Since the beginning of the pandemic, food sovereignty has been making a big comeback. Some of the appeals include reduced carbon footprint, self-sufficiency, better health and the opportunity to serve others in the community.
“The pandemic was an awful circumstance, but it made people reprogram how to live, how to survive,” said Angela Brooks, who owns Millbrook Urban Farms in South Mountain and grows a variety of herbs, fruits, flowers and vegetables. “I saw a great surge in self-sufficiency gardening, and it was wonderful.”
Twila Cassadore said her tribe has a rich history of foraging, and the land informs them of what they can eat.
“Beautiful greens are growing out there in the mountains right now, including three species of lettuce,” said Cassadore, a traditional forager who works on a number of community health issues and cultural preservation projects. “For every season there (is) a different variety of foods. … I let Mother Nature take care of the food she wants to give me.”
Cassadore said Mother Nature got interrupted in the mid-1900s with the mass production of farming, and suddenly growing your own food was frowned upon.
“This economic industry came in and shunned people away from that because they didn’t want to be stereotyped as poor,” Cassadore said. “It changed the mindset of people where if you could not buy from the grocery store, ‘You must be poor.’”

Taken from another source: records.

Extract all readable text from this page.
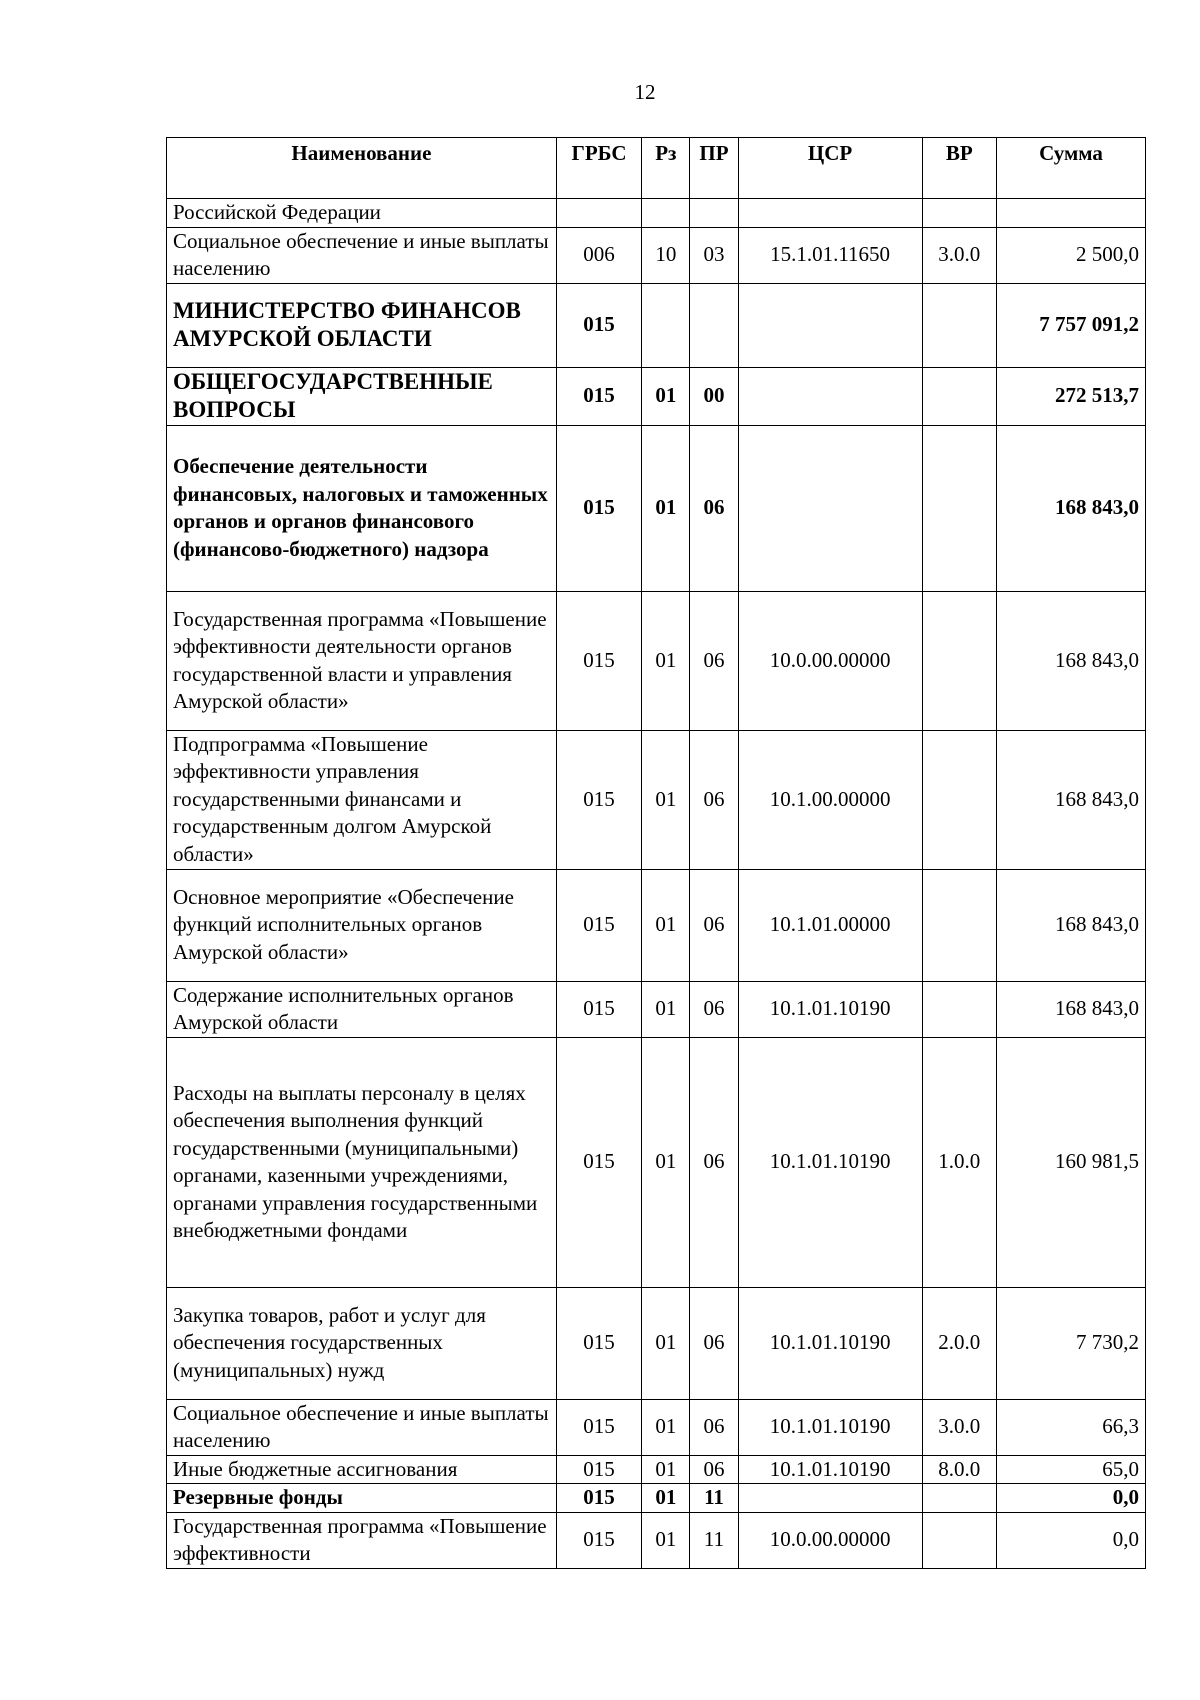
12
Наименование	ГРБС	Рз	ПР	ЦСР	ВР	Сумма
Российской Федерации						
Социальное обеспечение и иные выплаты населению	006	10	03	15.1.01.11650	3.0.0	2 500,0
МИНИСТЕРСТВО ФИНАНСОВ АМУРСКОЙ ОБЛАСТИ	015					7 757 091,2
ОБЩЕГОСУДАРСТВЕННЫЕ ВОПРОСЫ	015	01	00			272 513,7
Обеспечение деятельности финансовых, налоговых и таможенных органов и органов финансового (финансово-бюджетного) надзора	015	01	06			168 843,0
Государственная программа «Повышение эффективности деятельности органов государственной власти и управления Амурской области»	015	01	06	10.0.00.00000		168 843,0
Подпрограмма «Повышение эффективности управления государственными финансами и государственным долгом Амурской области»	015	01	06	10.1.00.00000		168 843,0
Основное мероприятие «Обеспечение функций исполнительных органов Амурской области»	015	01	06	10.1.01.00000		168 843,0
Содержание исполнительных органов Амурской области	015	01	06	10.1.01.10190		168 843,0
Расходы на выплаты персоналу в целях обеспечения выполнения функций государственными (муниципальными) органами, казенными учреждениями, органами управления государственными внебюджетными фондами	015	01	06	10.1.01.10190	1.0.0	160 981,5
Закупка товаров, работ и услуг для обеспечения государственных (муниципальных) нужд	015	01	06	10.1.01.10190	2.0.0	7 730,2
Социальное обеспечение и иные выплаты населению	015	01	06	10.1.01.10190	3.0.0	66,3
Иные бюджетные ассигнования	015	01	06	10.1.01.10190	8.0.0	65,0
Резервные фонды	015	01	11			0,0
Государственная программа «Повышение эффективности	015	01	11	10.0.00.00000		0,0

Shoppers have also complained about the high price of organic food and meat, but they don’t know about love and sweat that goes into harvesting the crops or keeping the animals, Pugh said.
“Someone will come into my store and order five chickens and I tell them the price. I tell them and they say, ‘Wow, that’s expensive!’” Pugh said. “But if you go into a big agricultural store where you don’t know where it came from, what it was eating or how it was treated, and you’re just looking at the $2.99 per pound price rather than the quality, it is a big difference. But if they try it and see a huge difference in their health, it’s worth it.”

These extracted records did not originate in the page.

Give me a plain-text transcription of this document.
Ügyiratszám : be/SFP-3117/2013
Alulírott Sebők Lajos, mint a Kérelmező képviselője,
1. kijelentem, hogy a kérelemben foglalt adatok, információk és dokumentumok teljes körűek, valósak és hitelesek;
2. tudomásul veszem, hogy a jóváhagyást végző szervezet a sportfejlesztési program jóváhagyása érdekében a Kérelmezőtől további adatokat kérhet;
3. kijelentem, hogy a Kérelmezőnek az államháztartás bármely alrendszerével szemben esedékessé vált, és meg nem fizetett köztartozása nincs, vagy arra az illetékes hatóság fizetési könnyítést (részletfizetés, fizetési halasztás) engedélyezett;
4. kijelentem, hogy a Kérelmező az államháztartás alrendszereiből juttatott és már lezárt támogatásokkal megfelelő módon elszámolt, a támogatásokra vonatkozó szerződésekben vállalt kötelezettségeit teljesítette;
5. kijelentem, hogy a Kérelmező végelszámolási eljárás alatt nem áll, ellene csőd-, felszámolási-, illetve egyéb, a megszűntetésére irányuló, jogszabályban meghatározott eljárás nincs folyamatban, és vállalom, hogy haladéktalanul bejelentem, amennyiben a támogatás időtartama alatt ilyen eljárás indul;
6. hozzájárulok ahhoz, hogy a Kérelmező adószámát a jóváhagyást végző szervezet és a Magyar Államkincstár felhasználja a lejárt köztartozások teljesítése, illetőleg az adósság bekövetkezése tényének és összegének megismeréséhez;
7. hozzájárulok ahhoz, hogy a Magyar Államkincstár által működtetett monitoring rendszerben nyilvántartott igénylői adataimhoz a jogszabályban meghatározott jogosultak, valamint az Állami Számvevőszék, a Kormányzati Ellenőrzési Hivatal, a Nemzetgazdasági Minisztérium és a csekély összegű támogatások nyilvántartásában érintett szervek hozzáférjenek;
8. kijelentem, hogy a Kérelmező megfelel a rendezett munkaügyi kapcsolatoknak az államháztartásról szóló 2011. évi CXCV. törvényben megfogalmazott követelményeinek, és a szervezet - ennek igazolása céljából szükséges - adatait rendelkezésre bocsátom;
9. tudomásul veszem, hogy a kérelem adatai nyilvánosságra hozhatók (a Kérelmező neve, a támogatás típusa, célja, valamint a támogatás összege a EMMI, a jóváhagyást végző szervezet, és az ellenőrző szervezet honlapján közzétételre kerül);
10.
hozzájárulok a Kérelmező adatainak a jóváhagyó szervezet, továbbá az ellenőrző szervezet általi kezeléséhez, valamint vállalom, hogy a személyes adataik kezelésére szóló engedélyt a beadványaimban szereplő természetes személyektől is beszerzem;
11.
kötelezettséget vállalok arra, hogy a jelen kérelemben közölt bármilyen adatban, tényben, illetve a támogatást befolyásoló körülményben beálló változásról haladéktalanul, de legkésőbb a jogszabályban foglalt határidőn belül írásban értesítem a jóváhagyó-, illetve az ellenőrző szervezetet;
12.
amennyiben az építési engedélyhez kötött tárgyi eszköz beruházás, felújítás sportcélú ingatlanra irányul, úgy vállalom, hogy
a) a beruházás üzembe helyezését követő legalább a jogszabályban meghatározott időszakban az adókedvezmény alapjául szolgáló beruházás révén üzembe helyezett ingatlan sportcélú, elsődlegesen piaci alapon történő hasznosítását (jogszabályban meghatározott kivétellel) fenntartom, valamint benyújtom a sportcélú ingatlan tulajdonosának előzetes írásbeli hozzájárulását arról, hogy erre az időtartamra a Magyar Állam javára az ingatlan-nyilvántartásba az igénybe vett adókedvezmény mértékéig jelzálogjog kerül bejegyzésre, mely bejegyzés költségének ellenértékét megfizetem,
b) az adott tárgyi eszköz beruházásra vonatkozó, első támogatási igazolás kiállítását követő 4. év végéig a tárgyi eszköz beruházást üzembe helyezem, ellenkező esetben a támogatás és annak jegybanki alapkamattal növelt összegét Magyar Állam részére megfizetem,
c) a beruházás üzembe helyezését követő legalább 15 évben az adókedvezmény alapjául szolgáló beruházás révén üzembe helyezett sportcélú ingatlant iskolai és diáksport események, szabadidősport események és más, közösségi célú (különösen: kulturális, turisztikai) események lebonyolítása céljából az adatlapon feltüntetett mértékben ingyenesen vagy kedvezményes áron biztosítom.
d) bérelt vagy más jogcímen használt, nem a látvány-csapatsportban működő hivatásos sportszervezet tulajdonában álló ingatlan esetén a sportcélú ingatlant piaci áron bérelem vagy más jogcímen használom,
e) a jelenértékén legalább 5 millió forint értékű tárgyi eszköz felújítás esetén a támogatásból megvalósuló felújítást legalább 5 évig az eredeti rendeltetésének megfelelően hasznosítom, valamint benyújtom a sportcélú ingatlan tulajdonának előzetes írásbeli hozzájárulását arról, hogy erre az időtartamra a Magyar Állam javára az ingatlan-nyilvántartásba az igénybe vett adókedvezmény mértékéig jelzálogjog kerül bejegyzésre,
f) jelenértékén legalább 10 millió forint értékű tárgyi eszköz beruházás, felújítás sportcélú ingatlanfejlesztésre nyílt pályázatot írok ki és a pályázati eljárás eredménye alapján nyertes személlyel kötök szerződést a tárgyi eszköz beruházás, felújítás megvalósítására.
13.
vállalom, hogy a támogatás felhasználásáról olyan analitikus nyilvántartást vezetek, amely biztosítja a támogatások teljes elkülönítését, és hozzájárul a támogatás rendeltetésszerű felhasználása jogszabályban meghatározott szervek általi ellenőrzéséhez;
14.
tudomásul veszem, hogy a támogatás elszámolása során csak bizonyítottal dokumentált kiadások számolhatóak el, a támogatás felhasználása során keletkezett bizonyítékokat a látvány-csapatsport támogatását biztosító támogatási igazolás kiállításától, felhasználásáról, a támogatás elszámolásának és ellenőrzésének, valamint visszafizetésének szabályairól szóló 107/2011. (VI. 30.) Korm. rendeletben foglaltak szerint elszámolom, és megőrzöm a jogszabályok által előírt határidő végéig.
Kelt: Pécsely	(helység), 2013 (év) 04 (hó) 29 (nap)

Right up to the pandemic, people have lost their connection to where their food comes from and how it’s grown, said Jacob Butler. But, he added, they’re starting to get it back.

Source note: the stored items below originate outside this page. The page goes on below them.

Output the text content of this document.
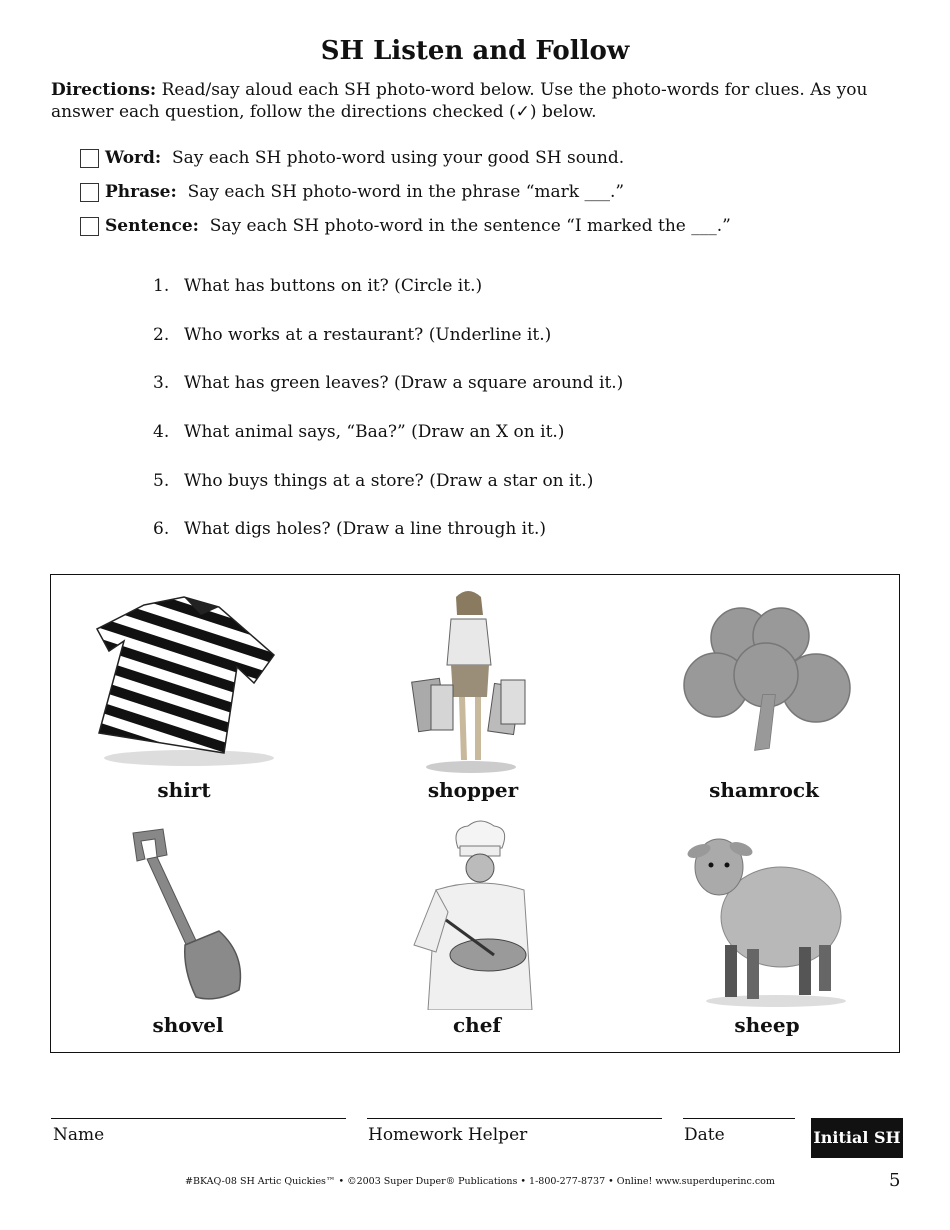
SH Listen and Follow
Directions: Read/say aloud each SH photo-word below. Use the photo-words for clues. As you answer each question, follow the directions checked (✓) below.
Word: Say each SH photo-word using your good SH sound.
Phrase: Say each SH photo-word in the phrase “mark ___.”
Sentence: Say each SH photo-word in the sentence “I marked the ___.”
1. What has buttons on it? (Circle it.)
2. Who works at a restaurant? (Underline it.)
3. What has green leaves? (Draw a square around it.)
4. What animal says, “Baa?” (Draw an X on it.)
5. Who buys things at a store? (Draw a star on it.)
6. What digs holes? (Draw a line through it.)
shirt	shopper	shamrock
shovel	chef	sheep
Name	Homework Helper	Date	Initial SH
#BKAQ-08 SH Artic Quickies™ • ©2003 Super Duper® Publications • 1-800-277-8737 • Online! www.superduperinc.com	5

“We need to develop a better relationship with the environment and the things that grow within it,” said Butler, whose organization frequently visits tribal members and teaches them how to grow a personal or community garden and gives them the seeds to start. “Within two months, you can be eating from your own crops, and that’s an awesome thing.”
George Brooks said now that attitudes toward food sovereignty are starting to turn the corner, many people want to get into farming but can’t because of a variety of roadblocks.
“I have sat in rooms full of people in urban areas who want to get into the business of agriculture,” Brooks said. “Yet they can’t because they don’t have the land or don’t have the money in order to make a profit. This is what they’re told, so they give up at this point.”
Angela Brooks said that people can come by and take a taste of her food, but at some point they’ll have to pick up a hoe or gardening tool and get their hands dirty.
“Yeah, you’re going to work for your food, because I want people to feel it, eat it, taste it, digest it,” said Brooks, who runs a community garden at her home and grows watermelons, onions, bell peppers, tomatoes and edible flowers. “Touching, feeling, smelling and eating what real food tastes like is a game-changer for people.”